Em geral a censura era feita por Tereza, minha irmã mais velha, que decidia e escolhia o que os outros irmãos podiam ler. Havia também uma coleção de livretos da editora Melhoramentos sobre a mitologia grega que nos levava a um universo distante e imaginário.
“A Toutinegra do Moinho”, (1) de Emilio Richebourg, era o gênero de romances preferidos de minha mãe. Ela só nos permitia a leitura fora do horário “comercial”, ou seja, antes das oito da manhã, depois do almoço e à noite, depois do jantar. Havia porém o inconveniente da luz, pois usávamos o “Aladim”, cuja claridade atraia uma multidão de insetos voadores. Depois, quando meus tios instalaram um motor próprio passamos a ter luz elétrica normal, mas só até dez horas da noite.
Havia uma revista policial chamada “X-9”, que trazia contos sobre crimes nos Estados Unidos. Na parte central havia paginas amarelas, com fotos e relatos de grandes crimes reais. Na gíria, o informante da policia, por causa desta revista, passou a ser chamado de X-9.
Antes da Segunda Guerra Mundial havia em Poções a “Associazione Italiana Dopolavoro Umberto Maddalena” (2)(foto) que funcionava onde hoje é a residência de Luís Sarno, que na época era o bibliotecário.

Os livros podiam ser tomados de empréstimo e lidos em casa. De Dante havia obviamente “La Commedia”, catalogado como número 12, e “O Príncipe”, de Macchiavelli, ofertado por Giuseppe Grisi, de número 57.(fotos)




Depois da Guerra os livros desta biblioteca não mais circularam, e em nossa casa não havia nenhum livro em italiano nem recebíamos jornais ou revistas da Itália. Só mais tarde, quando veio da Itália o último casal de parentes, Giovanni e Lina Sola foi que ele trouxe catálogos de marcenaria e ela revistas de figurinos e moda, além de livros didáticos.
Quando eu estudava no Seminário, em Amargosa, era o encarregado de uma pequena livraria que atendia aos colegas. Fazia os pedidos para São Paulo, nas editoras Vozes, Herder e recebia tudo normalmente. Certa vez avisei a meu pai que havia feito um pedido de alguns livros para mim, e que seriam entregues em Poções.
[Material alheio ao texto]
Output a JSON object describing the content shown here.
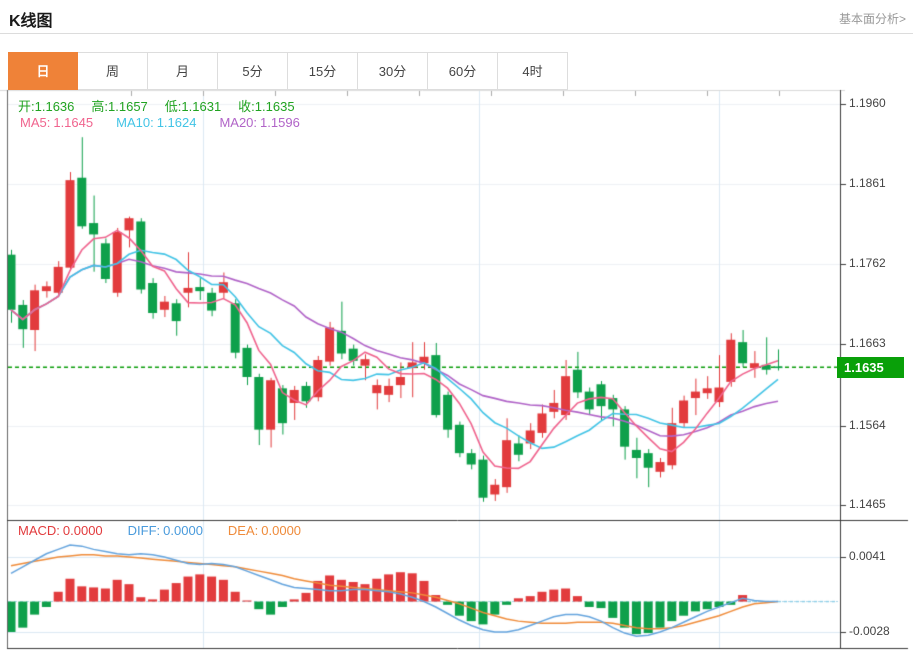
{
  "header": {
    "title": "K线图",
    "link": "基本面分析>"
  },
  "tabs": {
    "items": [
      "日",
      "周",
      "月",
      "5分",
      "15分",
      "30分",
      "60分",
      "4时"
    ],
    "active_index": 0
  },
  "kline_legend": {
    "open_label": "开:",
    "open": "1.1636",
    "high_label": "高:",
    "high": "1.1657",
    "low_label": "低:",
    "low": "1.1631",
    "close_label": "收:",
    "close": "1.1635",
    "ma5_label": "MA5:",
    "ma5": "1.1645",
    "ma10_label": "MA10:",
    "ma10": "1.1624",
    "ma20_label": "MA20:",
    "ma20": "1.1596"
  },
  "macd_legend": {
    "macd_label": "MACD:",
    "macd": "0.0000",
    "diff_label": "DIFF:",
    "diff": "0.0000",
    "dea_label": "DEA:",
    "dea": "0.0000"
  },
  "price_axis": {
    "tick_labels": [
      "1.1960",
      "1.1861",
      "1.1762",
      "1.1663",
      "1.1564",
      "1.1465"
    ],
    "current_label": "1.1635"
  },
  "macd_axis": {
    "tick_labels": [
      "0.0041",
      "-0.0028"
    ]
  },
  "colors": {
    "up_red": "#e23b3d",
    "down_green": "#0ea04b",
    "badge_green": "#09a009",
    "dashed_price_green": "#0a9d0a",
    "ma5_pink": "#f0648e",
    "ma10_cyan": "#42c4e6",
    "ma20_purple": "#b164c8",
    "diff_blue": "#64a4de",
    "dea_orange": "#f08c3a",
    "macd_label_red": "#e23b3d",
    "diff_label_blue": "#4a9bdc",
    "dea_label_orange": "#ef8b3b",
    "ohlc_text_green": "#21a321",
    "tab_active_bg": "#ef8238",
    "link_gray": "#999999",
    "axis_text": "#444444",
    "frame_dark": "#3a3a3a",
    "frame_light": "#d9d9d9",
    "grid_light": "#eef1f5",
    "vgrid_blue": "#dce9f4",
    "zero_dash_cyan": "#a9d6ea",
    "zero_dash_tail": "#8ecfe8"
  },
  "chart_data": [
    {
      "type": "candlestick",
      "title": "K线图 日",
      "yticks": [
        1.196,
        1.1861,
        1.1762,
        1.1663,
        1.1564,
        1.1465
      ],
      "ylim": [
        1.1448,
        1.1976
      ],
      "current_price": 1.1635,
      "ma_periods": [
        5,
        10,
        20
      ],
      "ma_last_values": {
        "ma5": 1.1645,
        "ma10": 1.1624,
        "ma20": 1.1596
      },
      "last_ohlc": {
        "open": 1.1636,
        "high": 1.1657,
        "low": 1.1631,
        "close": 1.1635
      },
      "ohlc": [
        [
          1.1774,
          1.178,
          1.169,
          1.1706
        ],
        [
          1.1712,
          1.1718,
          1.1659,
          1.1682
        ],
        [
          1.1681,
          1.1737,
          1.1655,
          1.173
        ],
        [
          1.1729,
          1.1741,
          1.1721,
          1.1735
        ],
        [
          1.1727,
          1.1766,
          1.1722,
          1.1759
        ],
        [
          1.1758,
          1.1876,
          1.1754,
          1.1866
        ],
        [
          1.1869,
          1.1919,
          1.1806,
          1.1809
        ],
        [
          1.1813,
          1.1847,
          1.1753,
          1.1799
        ],
        [
          1.1788,
          1.1794,
          1.1739,
          1.1744
        ],
        [
          1.1727,
          1.1807,
          1.1722,
          1.1802
        ],
        [
          1.1804,
          1.1821,
          1.1783,
          1.1819
        ],
        [
          1.1815,
          1.1819,
          1.1726,
          1.1731
        ],
        [
          1.1739,
          1.1745,
          1.1695,
          1.1702
        ],
        [
          1.1706,
          1.1723,
          1.1697,
          1.1716
        ],
        [
          1.1714,
          1.1719,
          1.1674,
          1.1692
        ],
        [
          1.1727,
          1.1777,
          1.1709,
          1.1733
        ],
        [
          1.1734,
          1.1745,
          1.1718,
          1.1729
        ],
        [
          1.1727,
          1.1733,
          1.1698,
          1.1705
        ],
        [
          1.1727,
          1.1752,
          1.172,
          1.174
        ],
        [
          1.1714,
          1.1719,
          1.1646,
          1.1653
        ],
        [
          1.1659,
          1.1663,
          1.1613,
          1.1623
        ],
        [
          1.1623,
          1.1627,
          1.1539,
          1.1558
        ],
        [
          1.1558,
          1.1622,
          1.1536,
          1.1619
        ],
        [
          1.1609,
          1.1613,
          1.1552,
          1.1566
        ],
        [
          1.1591,
          1.1612,
          1.157,
          1.1607
        ],
        [
          1.1612,
          1.1617,
          1.1585,
          1.1593
        ],
        [
          1.1598,
          1.1649,
          1.1593,
          1.1644
        ],
        [
          1.1642,
          1.1691,
          1.1637,
          1.1684
        ],
        [
          1.168,
          1.1716,
          1.1645,
          1.1652
        ],
        [
          1.1658,
          1.1663,
          1.1637,
          1.1643
        ],
        [
          1.1637,
          1.1651,
          1.1619,
          1.1645
        ],
        [
          1.1603,
          1.162,
          1.1583,
          1.1613
        ],
        [
          1.1601,
          1.1621,
          1.1592,
          1.1612
        ],
        [
          1.1613,
          1.1641,
          1.1597,
          1.1623
        ],
        [
          1.1634,
          1.1666,
          1.1598,
          1.1641
        ],
        [
          1.164,
          1.1666,
          1.1632,
          1.1648
        ],
        [
          1.165,
          1.1665,
          1.1573,
          1.1576
        ],
        [
          1.1601,
          1.1605,
          1.1548,
          1.1558
        ],
        [
          1.1564,
          1.1568,
          1.1524,
          1.1529
        ],
        [
          1.1529,
          1.1534,
          1.1509,
          1.1515
        ],
        [
          1.1521,
          1.1526,
          1.1469,
          1.1474
        ],
        [
          1.1478,
          1.1497,
          1.147,
          1.149
        ],
        [
          1.1487,
          1.1572,
          1.148,
          1.1545
        ],
        [
          1.1541,
          1.1551,
          1.1519,
          1.1527
        ],
        [
          1.1541,
          1.1566,
          1.1534,
          1.1557
        ],
        [
          1.1554,
          1.1589,
          1.1548,
          1.1578
        ],
        [
          1.158,
          1.1607,
          1.1572,
          1.1591
        ],
        [
          1.1576,
          1.1644,
          1.157,
          1.1624
        ],
        [
          1.1632,
          1.1654,
          1.1597,
          1.1604
        ],
        [
          1.1605,
          1.161,
          1.1576,
          1.1583
        ],
        [
          1.1614,
          1.1618,
          1.157,
          1.1587
        ],
        [
          1.1597,
          1.1601,
          1.1562,
          1.1583
        ],
        [
          1.1583,
          1.1587,
          1.1521,
          1.1537
        ],
        [
          1.1533,
          1.1548,
          1.1498,
          1.1523
        ],
        [
          1.1529,
          1.1534,
          1.1487,
          1.1511
        ],
        [
          1.1506,
          1.1523,
          1.1499,
          1.1518
        ],
        [
          1.1514,
          1.1585,
          1.1509,
          1.1566
        ],
        [
          1.1566,
          1.16,
          1.1561,
          1.1594
        ],
        [
          1.1597,
          1.1621,
          1.1576,
          1.1605
        ],
        [
          1.1603,
          1.1624,
          1.1596,
          1.1609
        ],
        [
          1.1592,
          1.165,
          1.1586,
          1.161
        ],
        [
          1.1617,
          1.1677,
          1.1611,
          1.1669
        ],
        [
          1.1666,
          1.1681,
          1.1635,
          1.164
        ],
        [
          1.1634,
          1.1655,
          1.1622,
          1.164
        ],
        [
          1.1638,
          1.1672,
          1.1626,
          1.1632
        ],
        [
          1.1636,
          1.1657,
          1.1631,
          1.1635
        ]
      ]
    },
    {
      "type": "macd",
      "title": "MACD",
      "yticks": [
        0.0041,
        -0.0028
      ],
      "hist": [
        -0.0028,
        -0.0024,
        -0.0012,
        -0.0005,
        0.0009,
        0.0021,
        0.0014,
        0.0013,
        0.0012,
        0.002,
        0.0016,
        0.0004,
        0.0002,
        0.0011,
        0.0017,
        0.0023,
        0.0025,
        0.0023,
        0.002,
        0.0009,
        0.0001,
        -0.0007,
        -0.0012,
        -0.0005,
        0.0002,
        0.0008,
        0.0019,
        0.0024,
        0.002,
        0.0018,
        0.0016,
        0.0021,
        0.0025,
        0.0027,
        0.0026,
        0.0019,
        0.0006,
        -0.0003,
        -0.0013,
        -0.0018,
        -0.0021,
        -0.0012,
        -0.0003,
        0.0003,
        0.0005,
        0.0009,
        0.0011,
        0.0012,
        0.0005,
        -0.0005,
        -0.0006,
        -0.0015,
        -0.0024,
        -0.003,
        -0.0029,
        -0.0024,
        -0.0018,
        -0.0013,
        -0.0009,
        -0.0007,
        -0.0005,
        -0.0003,
        0.0006,
        0.0,
        0.0,
        0.0
      ],
      "diff": [
        0.0026,
        0.0032,
        0.0038,
        0.0044,
        0.0048,
        0.0052,
        0.0051,
        0.0048,
        0.0046,
        0.0044,
        0.0043,
        0.0044,
        0.0043,
        0.0041,
        0.0038,
        0.0035,
        0.0034,
        0.0035,
        0.0034,
        0.0032,
        0.0028,
        0.0024,
        0.002,
        0.0016,
        0.0013,
        0.0012,
        0.0011,
        0.001,
        0.001,
        0.0011,
        0.0011,
        0.001,
        0.0009,
        0.0007,
        0.0004,
        0.0,
        -0.0005,
        -0.0011,
        -0.0017,
        -0.0022,
        -0.0026,
        -0.0028,
        -0.0028,
        -0.0026,
        -0.0022,
        -0.0018,
        -0.0014,
        -0.0012,
        -0.0012,
        -0.0014,
        -0.0018,
        -0.0024,
        -0.0029,
        -0.0032,
        -0.0031,
        -0.0028,
        -0.0024,
        -0.0019,
        -0.0014,
        -0.0009,
        -0.0005,
        -0.0001,
        0.0003,
        0.0001,
        0.0,
        0.0
      ],
      "dea": [
        0.0033,
        0.0035,
        0.0037,
        0.0039,
        0.0041,
        0.0042,
        0.0043,
        0.0043,
        0.0042,
        0.0042,
        0.0041,
        0.004,
        0.0039,
        0.0038,
        0.0037,
        0.0036,
        0.0035,
        0.0034,
        0.0033,
        0.0032,
        0.003,
        0.0028,
        0.0026,
        0.0024,
        0.0021,
        0.0019,
        0.0017,
        0.0015,
        0.0014,
        0.0013,
        0.0012,
        0.0011,
        0.001,
        0.0009,
        0.0008,
        0.0006,
        0.0004,
        0.0001,
        -0.0002,
        -0.0006,
        -0.001,
        -0.0013,
        -0.0016,
        -0.0018,
        -0.0019,
        -0.002,
        -0.002,
        -0.002,
        -0.0019,
        -0.0019,
        -0.0019,
        -0.002,
        -0.0022,
        -0.0024,
        -0.0025,
        -0.0025,
        -0.0024,
        -0.0022,
        -0.0019,
        -0.0016,
        -0.0013,
        -0.0009,
        -0.0005,
        -0.0002,
        -0.0001,
        0.0
      ]
    }
  ]
}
Passado algum tempo recebi uma carta dele avisando que os livros haviam chegado, mas perguntando para que eu precisava de tantos livros ! Foi então que percebi que a editora havia se enganado, enviando para Poções o pedido que era para o Seminário, com mais de 100 exemplares !

Eduardo Sarno
Setembro.1998

(1) – Toutinegra é um pássaro de plumagem escura e canto ameno.
(2) - Herói da aviação italiana, falecido em 1931.